Have you ever felt jittery and stressed, all because you drink too much caffeine?
Ever noticed how many calories are in coffee? Maybe you’ve tried to cut down but it’s too hard.
Caffeine is one of the most researched substances in the world. It has benefits, and it can be harmful.
It’s all about moderation, but the more we consume the more our body builds a tolerance.
If we’re not careful we can overload our adrenal glands and become stuck in a cycle of fatigue.
1. Substitute With Green Tea
Start substituting one of your daily coffees with a cup of green tea.Continue substituting little by little.
- If you drink 4 coffees a day, begin by drinking 3 coffees and one green tea.
- A day later (or a few days – depending on how tough going it is) move that down to two coffees and two green teas.
2. Addressing the Social Experience
Part of coffee drinking is the experience of sitting at a café in good company and savoring the drink. Somehow paying R20 for someone to bring out a cup of hot water with a tea bag dangling out of it just doesn’t measure up.Find cafés that offer tea infusions or herb tea in plungers.
3. Use Other Milky Drinks
For many people, coffee means a big milky latte. There’s something about clutching that hot milky drink that is therapy in the morning.Try substituting with Hot Chocolate, Chai Latte, or even a hot vanilla almond milk. Unfortunately hot chocolates tend to be very high in sugar, so go easy!
4. Take Care With Carbs
Do you struggle with afternoon fatigue? That awful period after lunch where you cannot concentrate or struggle to stay awake and alert?It would be wonderful if we could all hunker down under the desk and take a nap – but most bosses would not be impressed.
Here’s a clue:
Do not eat a carbohydrate heavy lunch.
Make sure your lunch has a strong protein component in it. Something like a tin of tuna, or some nuts.
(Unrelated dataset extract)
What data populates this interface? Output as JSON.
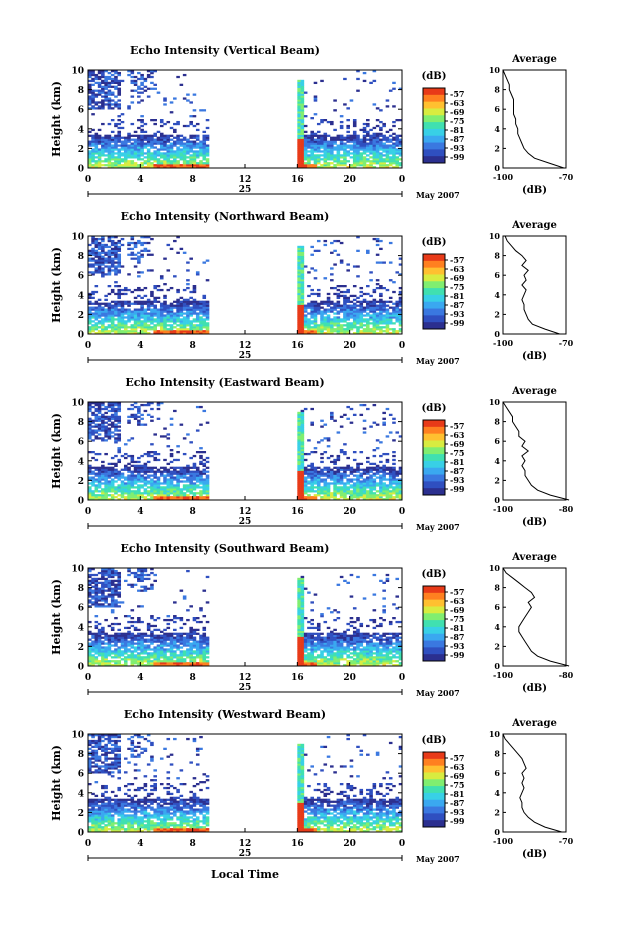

I used to think I was doing my body a favor by eating a huge low-fat sweet bun (along with a large bread roll). An hour later I was struggling to stay awake.
5. The Power Nap
Napping at work is not going to make your boss happy – but if you are in an environment where it is possible – try it.
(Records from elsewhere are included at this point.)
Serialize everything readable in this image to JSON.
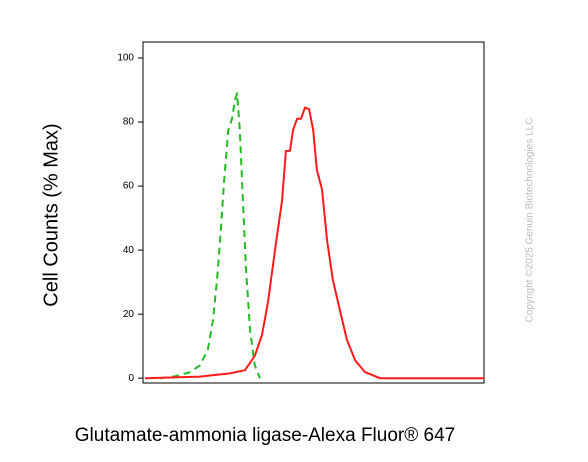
{
  "chart_data": {
    "type": "line",
    "y_label": "Cell Counts (% Max)",
    "x_label": "Glutamate-ammonia ligase-Alexa Fluor® 647",
    "watermark": "Copyright ©2025 Genuin Biotechnologies LLC",
    "xlim": [
      0,
      100
    ],
    "ylim": [
      -1.5,
      105
    ],
    "yticks": [
      0,
      20,
      40,
      60,
      80,
      100
    ],
    "series": [
      {
        "color": "#22bb22",
        "style": "dashed",
        "x": [
          5,
          9.4,
          13.8,
          16.7,
          19,
          20.5,
          21.7,
          22.6,
          23.8,
          25,
          26.1,
          27,
          27.6,
          28.4,
          29.3,
          30.2,
          31.4,
          32.8,
          34.3
        ],
        "values": [
          0,
          0.6,
          1.9,
          4,
          8.8,
          18,
          30.6,
          43,
          62,
          77.5,
          81,
          87,
          89,
          77.5,
          55.6,
          34,
          15,
          4,
          0
        ]
      },
      {
        "color": "#ff1a1a",
        "style": "solid",
        "x": [
          0.6,
          16.7,
          21,
          25.5,
          29.9,
          32.8,
          34.9,
          36.7,
          38.7,
          40.8,
          41.9,
          43.1,
          44,
          45.2,
          46.3,
          47.5,
          48.7,
          49.9,
          51,
          52.5,
          54,
          55.7,
          57.8,
          59.8,
          62.2,
          65.1,
          69.5,
          100
        ],
        "values": [
          0,
          0.5,
          1,
          1.5,
          2.5,
          7,
          13.5,
          24,
          40,
          55.6,
          71,
          71,
          77.5,
          81,
          81,
          84.5,
          84,
          77.5,
          65,
          59,
          43,
          30.6,
          21,
          12,
          5.6,
          1.9,
          0,
          0
        ]
      }
    ]
  }
}
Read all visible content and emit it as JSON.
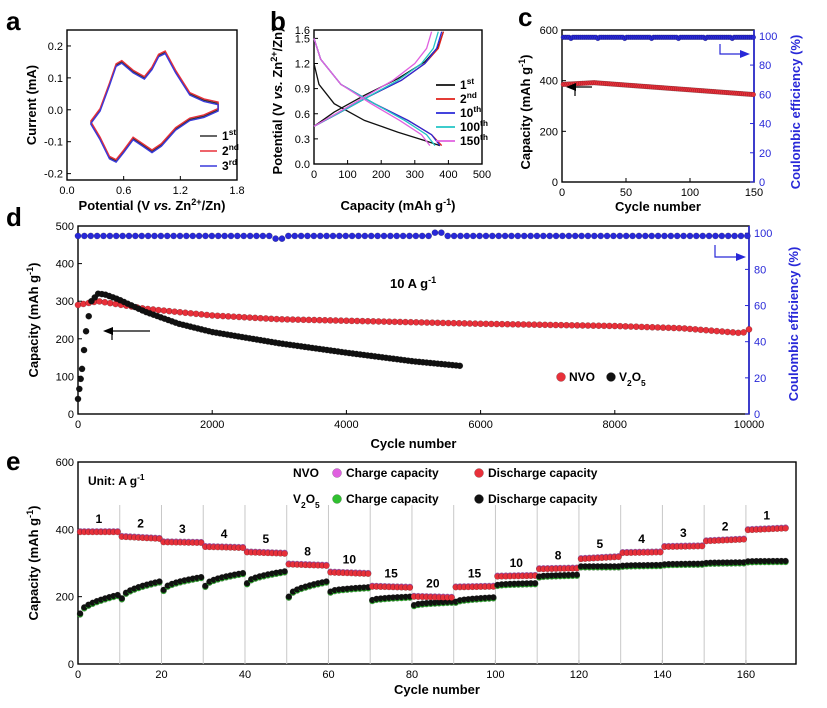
{
  "chart_data": [
    {
      "id": "a",
      "type": "line",
      "panel_label": "a",
      "xlabel_parts": [
        "Potential (V ",
        "vs.",
        " Zn",
        "2+",
        "/Zn)"
      ],
      "ylabel": "Current (mA)",
      "xlim": [
        0.0,
        1.8
      ],
      "ylim": [
        -0.22,
        0.25
      ],
      "xticks": [
        "0.0",
        "0.6",
        "1.2",
        "1.8"
      ],
      "yticks": [
        "-0.2",
        "-0.1",
        "0.0",
        "0.1",
        "0.2"
      ],
      "legend": [
        {
          "base": "1",
          "sup": "st",
          "color": "#333333"
        },
        {
          "base": "2",
          "sup": "nd",
          "color": "#e8303a"
        },
        {
          "base": "3",
          "sup": "rd",
          "color": "#3a3adb"
        }
      ],
      "cv": {
        "anodic_x": [
          0.25,
          0.35,
          0.45,
          0.52,
          0.58,
          0.7,
          0.82,
          0.9,
          0.97,
          1.04,
          1.15,
          1.3,
          1.45,
          1.6
        ],
        "anodic_y": [
          -0.04,
          0.0,
          0.08,
          0.14,
          0.15,
          0.12,
          0.1,
          0.13,
          0.17,
          0.18,
          0.12,
          0.05,
          0.03,
          0.02
        ],
        "cathodic_x": [
          1.6,
          1.45,
          1.3,
          1.15,
          1.0,
          0.9,
          0.8,
          0.7,
          0.6,
          0.52,
          0.45,
          0.35,
          0.25
        ],
        "cathodic_y": [
          0.0,
          -0.02,
          -0.03,
          -0.06,
          -0.11,
          -0.13,
          -0.11,
          -0.09,
          -0.13,
          -0.16,
          -0.15,
          -0.09,
          -0.04
        ]
      }
    },
    {
      "id": "b",
      "type": "line",
      "panel_label": "b",
      "xlabel_parts": [
        "Capacity (mAh g",
        "-1",
        ")"
      ],
      "ylabel_parts": [
        "Potential (V ",
        "vs.",
        " Zn",
        "2+",
        "/Zn)"
      ],
      "xlim": [
        0,
        500
      ],
      "ylim": [
        0.0,
        1.6
      ],
      "xticks": [
        "0",
        "100",
        "200",
        "300",
        "400",
        "500"
      ],
      "yticks": [
        "0.0",
        "0.3",
        "0.6",
        "0.9",
        "1.2",
        "1.5"
      ],
      "yticks_right": [
        "1.6"
      ],
      "legend": [
        {
          "base": "1",
          "sup": "st",
          "color": "#111111"
        },
        {
          "base": "2",
          "sup": "nd",
          "color": "#e0201a"
        },
        {
          "base": "10",
          "sup": "th",
          "color": "#2a2ad8"
        },
        {
          "base": "100",
          "sup": "th",
          "color": "#22c4c4"
        },
        {
          "base": "150",
          "sup": "th",
          "color": "#e060e0"
        }
      ],
      "curves": [
        {
          "name": "1st",
          "discharge_x": [
            0,
            15,
            60,
            150,
            250,
            330,
            375
          ],
          "discharge_y": [
            1.2,
            0.95,
            0.72,
            0.52,
            0.38,
            0.28,
            0.22
          ],
          "charge_x": [
            0,
            60,
            150,
            250,
            330,
            370,
            385
          ],
          "charge_y": [
            0.45,
            0.62,
            0.82,
            1.02,
            1.22,
            1.4,
            1.58
          ]
        },
        {
          "name": "2nd",
          "discharge_x": [
            0,
            20,
            80,
            180,
            280,
            350,
            380
          ],
          "discharge_y": [
            1.5,
            1.25,
            0.95,
            0.72,
            0.52,
            0.35,
            0.22
          ],
          "charge_x": [
            0,
            70,
            160,
            260,
            330,
            370,
            385
          ],
          "charge_y": [
            0.45,
            0.6,
            0.8,
            1.0,
            1.2,
            1.38,
            1.58
          ]
        },
        {
          "name": "10th",
          "discharge_x": [
            0,
            20,
            80,
            180,
            280,
            350,
            375
          ],
          "discharge_y": [
            1.5,
            1.25,
            0.95,
            0.72,
            0.52,
            0.35,
            0.22
          ],
          "charge_x": [
            0,
            70,
            160,
            260,
            330,
            365,
            380
          ],
          "charge_y": [
            0.45,
            0.6,
            0.8,
            1.0,
            1.2,
            1.38,
            1.58
          ]
        },
        {
          "name": "100th",
          "discharge_x": [
            0,
            20,
            80,
            180,
            270,
            335,
            360
          ],
          "discharge_y": [
            1.5,
            1.25,
            0.95,
            0.72,
            0.52,
            0.35,
            0.22
          ],
          "charge_x": [
            0,
            70,
            160,
            250,
            320,
            355,
            370
          ],
          "charge_y": [
            0.45,
            0.6,
            0.8,
            1.0,
            1.2,
            1.38,
            1.58
          ]
        },
        {
          "name": "150th",
          "discharge_x": [
            0,
            20,
            80,
            170,
            255,
            320,
            345
          ],
          "discharge_y": [
            1.5,
            1.25,
            0.95,
            0.72,
            0.52,
            0.35,
            0.22
          ],
          "charge_x": [
            0,
            65,
            150,
            235,
            300,
            335,
            350
          ],
          "charge_y": [
            0.45,
            0.6,
            0.8,
            1.0,
            1.2,
            1.38,
            1.58
          ]
        }
      ]
    },
    {
      "id": "c",
      "type": "scatter",
      "panel_label": "c",
      "xlabel": "Cycle number",
      "ylabel_parts": [
        "Capacity (mAh g",
        "-1",
        ")"
      ],
      "ylabel_right": "Coulombic efficiency (%)",
      "xlim": [
        0,
        150
      ],
      "ylim": [
        0,
        600
      ],
      "ylim_right": [
        0,
        104
      ],
      "xticks": [
        "0",
        "50",
        "100",
        "150"
      ],
      "yticks": [
        "0",
        "200",
        "400",
        "600"
      ],
      "yticks_right": [
        "0",
        "20",
        "40",
        "60",
        "80",
        "100"
      ],
      "capacity_start": 385,
      "capacity_peak": 392,
      "capacity_end": 345,
      "coulombic_efficiency": 99,
      "colors": {
        "capacity": "#e8303a",
        "efficiency": "#2828d8"
      }
    },
    {
      "id": "d",
      "type": "scatter",
      "panel_label": "d",
      "xlabel": "Cycle number",
      "ylabel_parts": [
        "Capacity (mAh g",
        "-1",
        ")"
      ],
      "ylabel_right": "Coulombic efficiency (%)",
      "xlim": [
        0,
        10000
      ],
      "ylim": [
        0,
        500
      ],
      "ylim_right": [
        0,
        104
      ],
      "xticks": [
        "0",
        "2000",
        "4000",
        "6000",
        "8000",
        "10000"
      ],
      "yticks": [
        "0",
        "100",
        "200",
        "300",
        "400",
        "500"
      ],
      "yticks_right": [
        "0",
        "20",
        "40",
        "60",
        "80",
        "100"
      ],
      "annotation_parts": [
        "10 A g",
        "-1"
      ],
      "series": [
        {
          "name": "NVO",
          "color": "#e8303a",
          "x": [
            0,
            300,
            1000,
            2000,
            3000,
            4000,
            5000,
            6000,
            7000,
            8000,
            9000,
            9900,
            10000
          ],
          "values": [
            290,
            300,
            280,
            262,
            252,
            248,
            244,
            240,
            237,
            234,
            228,
            215,
            225
          ]
        },
        {
          "name": "V2O5",
          "color": "#111111",
          "x": [
            0,
            60,
            120,
            200,
            300,
            400,
            600,
            1000,
            1500,
            2000,
            3000,
            4000,
            5000,
            5700
          ],
          "values": [
            40,
            120,
            220,
            300,
            320,
            318,
            305,
            272,
            240,
            218,
            188,
            163,
            140,
            128
          ]
        }
      ],
      "efficiency": {
        "name": "Coulombic efficiency",
        "color": "#2828d8",
        "value": 98.5
      },
      "legend": [
        {
          "base": "NVO",
          "sub": "",
          "color": "#e8303a"
        },
        {
          "base": "V",
          "sub": "2",
          "tail": "O",
          "sub2": "5",
          "color": "#111111"
        }
      ]
    },
    {
      "id": "e",
      "type": "scatter",
      "panel_label": "e",
      "xlabel": "Cycle number",
      "ylabel_parts": [
        "Capacity (mAh g",
        "-1",
        ")"
      ],
      "xlim": [
        0,
        172
      ],
      "ylim": [
        0,
        600
      ],
      "xticks": [
        "0",
        "20",
        "40",
        "60",
        "80",
        "100",
        "120",
        "140",
        "160"
      ],
      "yticks": [
        "0",
        "200",
        "400",
        "600"
      ],
      "unit_note_parts": [
        "Unit: A g",
        "-1"
      ],
      "legend": {
        "nvo_label": "NVO",
        "v2o5_label_parts": [
          "V",
          "2",
          "O",
          "5"
        ],
        "charge": "Charge capacity",
        "discharge": "Discharge capacity",
        "colors": {
          "nvo_charge": "#e060e0",
          "nvo_discharge": "#e8303a",
          "v2o5_charge": "#30c030",
          "v2o5_discharge": "#111111"
        }
      },
      "rates": [
        "1",
        "2",
        "3",
        "4",
        "5",
        "8",
        "10",
        "15",
        "20",
        "15",
        "10",
        "8",
        "5",
        "4",
        "3",
        "2",
        "1"
      ],
      "segments": [
        {
          "start": 0,
          "end": 10,
          "nvo": [
            392,
            392
          ],
          "v2o5": [
            150,
            205
          ]
        },
        {
          "start": 10,
          "end": 20,
          "nvo": [
            378,
            372
          ],
          "v2o5": [
            195,
            245
          ]
        },
        {
          "start": 20,
          "end": 30,
          "nvo": [
            362,
            360
          ],
          "v2o5": [
            220,
            258
          ]
        },
        {
          "start": 30,
          "end": 40,
          "nvo": [
            348,
            345
          ],
          "v2o5": [
            232,
            270
          ]
        },
        {
          "start": 40,
          "end": 50,
          "nvo": [
            332,
            328
          ],
          "v2o5": [
            240,
            275
          ]
        },
        {
          "start": 50,
          "end": 60,
          "nvo": [
            296,
            292
          ],
          "v2o5": [
            200,
            245
          ]
        },
        {
          "start": 60,
          "end": 70,
          "nvo": [
            272,
            268
          ],
          "v2o5": [
            215,
            228
          ]
        },
        {
          "start": 70,
          "end": 80,
          "nvo": [
            230,
            227
          ],
          "v2o5": [
            190,
            200
          ]
        },
        {
          "start": 80,
          "end": 90,
          "nvo": [
            200,
            197
          ],
          "v2o5": [
            175,
            185
          ]
        },
        {
          "start": 90,
          "end": 100,
          "nvo": [
            228,
            230
          ],
          "v2o5": [
            185,
            198
          ]
        },
        {
          "start": 100,
          "end": 110,
          "nvo": [
            260,
            262
          ],
          "v2o5": [
            235,
            240
          ]
        },
        {
          "start": 110,
          "end": 120,
          "nvo": [
            282,
            284
          ],
          "v2o5": [
            260,
            265
          ]
        },
        {
          "start": 120,
          "end": 130,
          "nvo": [
            312,
            318
          ],
          "v2o5": [
            290,
            290
          ]
        },
        {
          "start": 130,
          "end": 140,
          "nvo": [
            330,
            332
          ],
          "v2o5": [
            292,
            294
          ]
        },
        {
          "start": 140,
          "end": 150,
          "nvo": [
            348,
            350
          ],
          "v2o5": [
            296,
            298
          ]
        },
        {
          "start": 150,
          "end": 160,
          "nvo": [
            365,
            370
          ],
          "v2o5": [
            300,
            302
          ]
        },
        {
          "start": 160,
          "end": 170,
          "nvo": [
            398,
            403
          ],
          "v2o5": [
            305,
            306
          ]
        }
      ]
    }
  ]
}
Researchers have shown that a power nap is more helpful than a cup of coffee.
The optimal power nap is a 20 minute siesta taken at about 2.30pm.
6. Addressing Habits
Often our food and drink choices are very habitual. We accompany certain activities with certain food and drinks.If caffeine consumption is linked to a routine, you will need to address the routine. Do it one small step at a time.